86. Therefore, we deem it necessary to infer the comparative working pattern of the staff of the Madras High Court and Delhi High Court as well,  before recommending the pay pattern of the Delhi High Court to be adopted. In this context, useful reference can be made to the decision of the Honourable Supreme Court in the case of High Court Employees Welfare Association, Calcutta and others vs. State of West Bengal and others, reported in (2004) 1 Supreme Court Cases 334, wherein it was held in Para No.11 as follows:-

“11. The Government will have to bear in mind the special nature of the work done in the High Court which the Chief Justice and his colleagues alone could really appreciate. If the Government does not desire to meet the needs of the High Court, the administration of the High Court will face severe crisis. Hence, a Special Pay Commission consisting of Judges and Administrators shall be constituted by the Chief Justice in consultation with the Government to make a report and on receipt of such report, the Chief Justice and the Government shall thrash out the problem and work out an appropriate formula in regard to pay scales to be fixed for the High Court employee. Let such action be taken within six months from today.”

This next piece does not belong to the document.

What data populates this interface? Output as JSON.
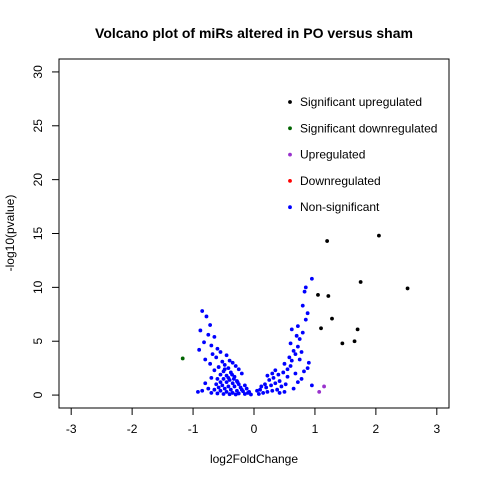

87. In the light of the above decision, in order to give a quietus to this raging issue, we deem it appropriate to direct that this Judgment shall be placed before the Honourable Chief Justice of this Court for constituting a Committee consisting of (i) Judge(s) of this Court (ii) Secretary or Additional Secretary to the Government of Tamil Nadu, Finance Department and Law Department and any other prominent persons. The Committee shall go into the details with respect to the nature of duties discharged by the staff working in various cadres before the Delhi High Court as well as the Madras High Court before effecting the pay pattern.
 88. Since Article 229 of the Constitution of India contemplates framing of Rules for salaries, allowances, leave or pension, the Honourable Chief Justice of this Court may constitute an empowered committee to frame appropriate Rules for the aforesaid purpose for the future. The above exercise may be completed preferably within a period of four months.
 89. In the result, WP No. 22730 of 2018 stands dismissed as having become infructuous and WP No. 21586 of 2019 is allowed to the extent indicated above. No costs.